À part les commandes de lève-vitres sur les portes et des touches sur le volant, le Leapmotor B03X ne dispose d'aucune commande physique, ce qui oblige sans cesse d'aller tapoter sur l'écran de 14,6'', une activité loin d'être compatible avec la conduite.
On apprécie également sa modularité. En abaissant la banquette arrière et le siège passager, le Leapmotor affiche une longueur de charge utile de 2,53 m, une référence là aussi sur le segment.
Le constructeur chinois a aussi repris à son compte l'invention d'Honda, disponible notamment sur la Jazz, appelée "Magic Seats". En relevant l'assise de la banquette arrière, il est ainsi possible d'y glisser un vélo dans le sens de la largeur du véhicule.
Près de 200 ch
Avec une telle modularité, le frunk est inutile. La mécanique du B03X prend toute la place sous le capot. Le bloc moteur affiche une puissance de 197 ch et un couple de 200 Nm, un combo qui permet d'assez franches accélérations sur la route. L'ensemble est alimenté par une batterie directement intégrée dans le châssis, ce qui permet d'abaisser le centre de gravité.
Leapmotor propose deux capacités de batteries. Celle de 39,4 kWh (Pro) promet une autonomie de 292 km, tandis que celle de 53 kWh (ProMax), vivement conseillée, permet d'atteindre 382 km.
Des autonomies qui peuvent paraître assez faibles, mais qui semblent surtout être théoriques. Car sur notre parcours d'essai assez exigeant, en grande partie des routes de montagne, nous avons eu la surprise de voir sur l'écran une consommation bien inférieure à celle de l'homologation.
Une sobriété à toute épreuve
Nous avons ainsi à peine dépassé les 13 kWh/100 km, alors que la voiture est homologuée à 15,7 kWh/100 km. Une très belle performance qui sera à vérifier sur des parcours plus longs.
Quant à la recharge, elle reste un point faible comme la plupart des modèles chez Leapmotor. Le B03X dispose d'une puissance de recharge maximale de 133 kW (100 kW en version Pro), ce qui allonge le temps de recharge.
Si le constructeur communique sur une durée moyenne de seulement 16 minutes, nous sommes ici sur un 30 % à 80 %, alors que la norme est basée sur du 10 % à 80 %, une manière de baisser artificiellement le temps de recharge.
Du confort au détriment de la rigueur
Si nous avions été agréablement surpris par le travail des ingénieurs italiens de Balocco, le centre de recherche et de développement de Fiat, sur la berline B05, les premiers virages au volant du B03X nous ont quelque peu interpellés.
Train avant fuyant, direction sans aucune consistance, ou si peu, même en mode Sport, suspensions "chamallow®", les développeurs du constructeur semblent avoir totalement oublié les attentes des clients européens.

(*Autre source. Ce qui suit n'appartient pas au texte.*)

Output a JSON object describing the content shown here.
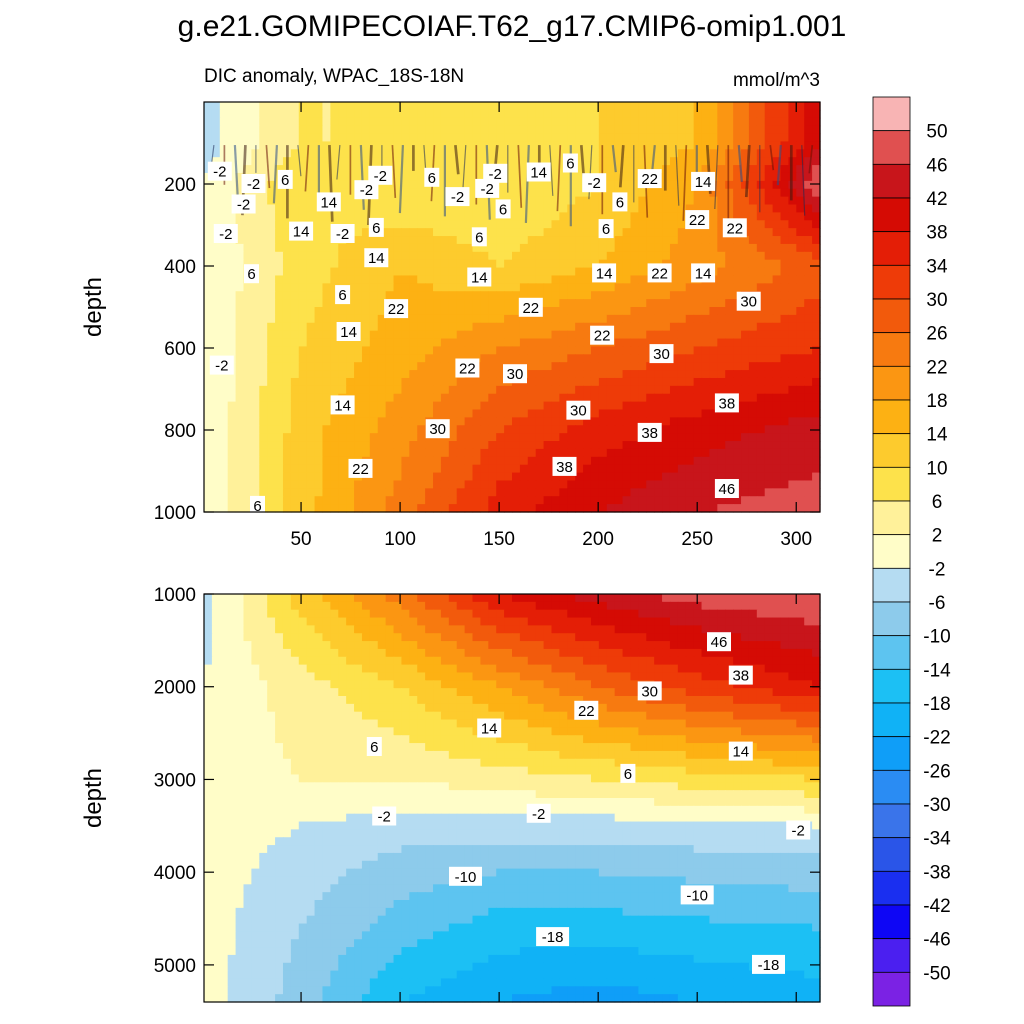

Dire que la voiture n'aime pas être brusquée est un doux euphémisme. Et la monte de pneumatiques, pourtant des Yokohama, ne semble pas l'aider à offrir une quelconque rigueur. Face à ces retours, Leapmotor a assuré que les prochaines mises à jour, dont est friande la marque, prendraient en compte ces remarques.
Une copie à revoir
Si les paramètres de la direction peuvent se régler relativement facilement via des lignes de codes informatiques, le travail pourrait être plus important sur les qualités dynamiques de la voiture qui laissent clairement à désirer.

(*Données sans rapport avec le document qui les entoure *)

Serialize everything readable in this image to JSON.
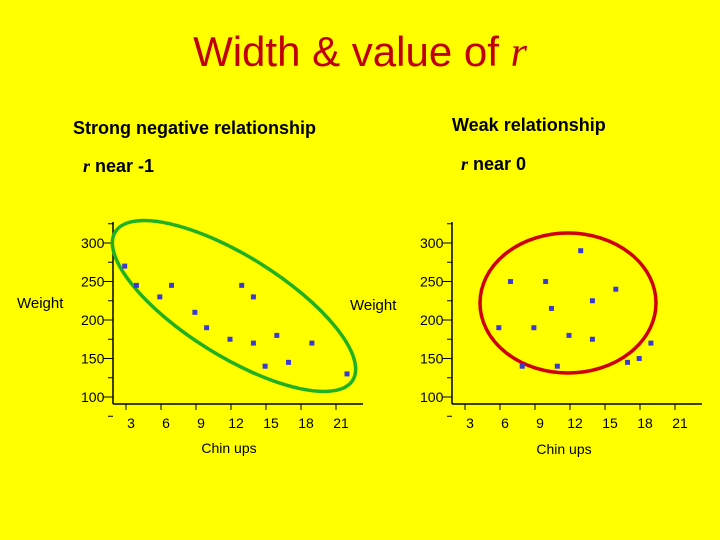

Et c'est dommage. Très dommage. Car à partir de 23 900 euros (25 900 euros pour la version ProMax de notre essai), le B03X, et son niveau d'équipements, est tout simplement imbattable sur son segment, même si par le truchement des primes CEE, certains modèles de la concurrence pourraient s'en approcher.
Mais si l'on s'appuie sur le prix catalogue, le nouvel entrant enfonce le clou face à des produits de la maison Stellantis, moins puissants et moins équipés, comme le Citroën e-C3 Aircross (à partir de 29 550 euros) ou l'Opel Frontera (33 000 euros), sans parler de son principal rival, le BYD Atto 2 qui, lui aussi, dépasse les 30 000 euros.
Si le Leapmotor B03X répond à de nombreuses attentes de son segment, voire offre plus en termes d'habitabilité, de modularité et de rapport qualité/prix, il semble néanmoins que le constructeur ait précipité le lancement. Un passage par la case Balocco, comme pour le B05, devient donc plus que nécessaire.